Jamie Dimon, CEO and Chairman of JPMorgan Chase & Co., speaks during a U.S. Senate Committee on Banking, Housing and Urban Affairs oversight hearing on Wall Street firms on Capitol Hill in Washington, D.C., on December 6, 2023. gesture.
Evelyn Hochstein | Reuters
JPMorgan has created a new global position to oversee all junior bankers to better manage their workloads in the wake of the financial crisis. die one of Bank of America In May, the partner forced Wall Street to take a look at how it treats its youngest employees.
The company is called McClendon its head of global investment banking associates and analysts said in a memo sent this month, CNBC has learned.
Partners and analysts are the two lowest levels of Wall Street’s investment banking and trading hierarchy; recent college graduates flock to these positions because of the high pay and opportunities they offer.
The memo specifically states that McClendon, a 14-year J.P. Morgan veteran and former banker who previously served as head of talent and career development, will support the “well-being and success” of junior bankers.
The move shows how JPMorgan, the largest U.S. investment bank by revenue, is responding to the latest untimely death on Wall Street. Leo Lukenas III of Bank of America reportedly died in May while working 100-hour weeks on a bank merger. Later that month, JPMorgan CEO Jamie Dimon said the bank was looking at what it could learn from the tragedy.
Then, starting in August, JPMorgan’s senior managers instructed their investment banking teams that junior bankers should generally not work more than 80 hoursThis is part of a renewed focus on their workload, according to a person familiar with the matter.
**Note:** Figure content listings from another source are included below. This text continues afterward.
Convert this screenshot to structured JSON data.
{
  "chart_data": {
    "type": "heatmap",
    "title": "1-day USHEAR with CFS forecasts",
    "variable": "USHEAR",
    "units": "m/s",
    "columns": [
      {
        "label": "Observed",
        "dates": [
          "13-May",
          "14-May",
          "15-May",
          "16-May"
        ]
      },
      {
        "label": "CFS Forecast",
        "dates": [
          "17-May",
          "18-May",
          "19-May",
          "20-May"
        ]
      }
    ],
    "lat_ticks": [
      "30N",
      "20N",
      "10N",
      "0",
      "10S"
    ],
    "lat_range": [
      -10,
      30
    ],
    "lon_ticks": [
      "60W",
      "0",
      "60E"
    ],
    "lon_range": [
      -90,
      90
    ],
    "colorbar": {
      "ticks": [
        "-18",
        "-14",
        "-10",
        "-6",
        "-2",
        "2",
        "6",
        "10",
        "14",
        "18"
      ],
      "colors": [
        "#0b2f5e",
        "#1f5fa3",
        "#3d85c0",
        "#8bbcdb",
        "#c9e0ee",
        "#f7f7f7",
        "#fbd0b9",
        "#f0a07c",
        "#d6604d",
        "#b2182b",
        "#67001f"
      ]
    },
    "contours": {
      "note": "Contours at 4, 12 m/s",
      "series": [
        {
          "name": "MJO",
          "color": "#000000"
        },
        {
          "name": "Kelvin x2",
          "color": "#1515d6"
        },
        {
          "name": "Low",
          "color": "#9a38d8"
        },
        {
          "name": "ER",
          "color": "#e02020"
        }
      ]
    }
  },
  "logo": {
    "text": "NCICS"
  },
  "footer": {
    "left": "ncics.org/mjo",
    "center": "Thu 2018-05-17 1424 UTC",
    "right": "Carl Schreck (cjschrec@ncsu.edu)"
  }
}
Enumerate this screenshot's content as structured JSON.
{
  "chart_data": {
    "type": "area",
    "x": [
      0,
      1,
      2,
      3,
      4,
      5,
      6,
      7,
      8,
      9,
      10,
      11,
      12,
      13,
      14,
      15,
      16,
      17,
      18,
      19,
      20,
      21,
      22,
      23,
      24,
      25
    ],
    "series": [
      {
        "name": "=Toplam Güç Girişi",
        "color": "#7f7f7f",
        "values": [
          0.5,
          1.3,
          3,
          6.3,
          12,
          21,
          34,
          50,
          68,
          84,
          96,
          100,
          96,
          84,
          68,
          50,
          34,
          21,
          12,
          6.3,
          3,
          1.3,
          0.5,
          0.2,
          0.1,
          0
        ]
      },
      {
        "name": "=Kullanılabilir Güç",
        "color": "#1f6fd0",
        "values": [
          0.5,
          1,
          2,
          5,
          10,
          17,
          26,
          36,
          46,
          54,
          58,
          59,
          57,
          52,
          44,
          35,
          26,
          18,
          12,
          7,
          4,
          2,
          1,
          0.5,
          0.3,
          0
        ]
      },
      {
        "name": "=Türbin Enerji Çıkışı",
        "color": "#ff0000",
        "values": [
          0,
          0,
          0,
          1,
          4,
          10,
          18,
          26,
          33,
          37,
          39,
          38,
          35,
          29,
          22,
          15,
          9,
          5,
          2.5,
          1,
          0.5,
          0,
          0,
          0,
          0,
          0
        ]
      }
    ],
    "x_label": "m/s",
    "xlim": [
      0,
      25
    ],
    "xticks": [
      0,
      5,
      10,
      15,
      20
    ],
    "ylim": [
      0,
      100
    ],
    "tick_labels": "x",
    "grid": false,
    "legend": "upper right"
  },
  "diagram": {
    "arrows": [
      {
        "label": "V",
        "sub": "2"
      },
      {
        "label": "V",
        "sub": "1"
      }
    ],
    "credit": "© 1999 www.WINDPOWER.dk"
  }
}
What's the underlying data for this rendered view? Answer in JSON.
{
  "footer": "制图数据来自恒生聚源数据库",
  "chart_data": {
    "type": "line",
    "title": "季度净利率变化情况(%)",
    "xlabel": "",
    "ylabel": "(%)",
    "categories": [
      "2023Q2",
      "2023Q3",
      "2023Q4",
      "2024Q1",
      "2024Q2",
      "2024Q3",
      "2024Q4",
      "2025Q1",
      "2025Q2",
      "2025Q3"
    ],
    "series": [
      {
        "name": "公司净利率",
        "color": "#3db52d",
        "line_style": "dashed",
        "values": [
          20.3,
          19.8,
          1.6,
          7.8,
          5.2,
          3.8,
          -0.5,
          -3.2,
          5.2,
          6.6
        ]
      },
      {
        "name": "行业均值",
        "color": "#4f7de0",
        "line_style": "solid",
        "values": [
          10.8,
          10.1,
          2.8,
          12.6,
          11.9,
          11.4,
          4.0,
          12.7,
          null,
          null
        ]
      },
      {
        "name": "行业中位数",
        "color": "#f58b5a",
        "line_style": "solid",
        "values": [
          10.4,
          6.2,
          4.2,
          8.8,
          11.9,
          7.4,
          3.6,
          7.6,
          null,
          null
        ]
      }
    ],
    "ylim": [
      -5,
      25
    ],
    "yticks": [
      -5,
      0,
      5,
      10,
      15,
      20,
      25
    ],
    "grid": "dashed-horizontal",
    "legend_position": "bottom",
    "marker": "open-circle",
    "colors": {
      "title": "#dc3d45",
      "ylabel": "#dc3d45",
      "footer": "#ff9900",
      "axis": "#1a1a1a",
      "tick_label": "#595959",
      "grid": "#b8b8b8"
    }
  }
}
The person, who spoke on condition of anonymity, said exceptions could be made for live transactions.
Dimon’s warning
Dimon criticized some of Wall Street’s entrenched practices at a finance conference at Georgetown University on Tuesday. He noted that some of the hours junior bankers work are simply due to inefficiency or tradition rather than necessity.
“A lot of investment bankers, they travel all week, and they come home and give you four tasks that you have to work on all weekend,” Dimon said. “This just isn’t right.”
He said senior bankers’ analysts and colleagues would be held accountable if they were regularly tripped up by the policy.
“You violated it,” Damon warned. “You have to stop and that will be your bonus so people know we are serious.”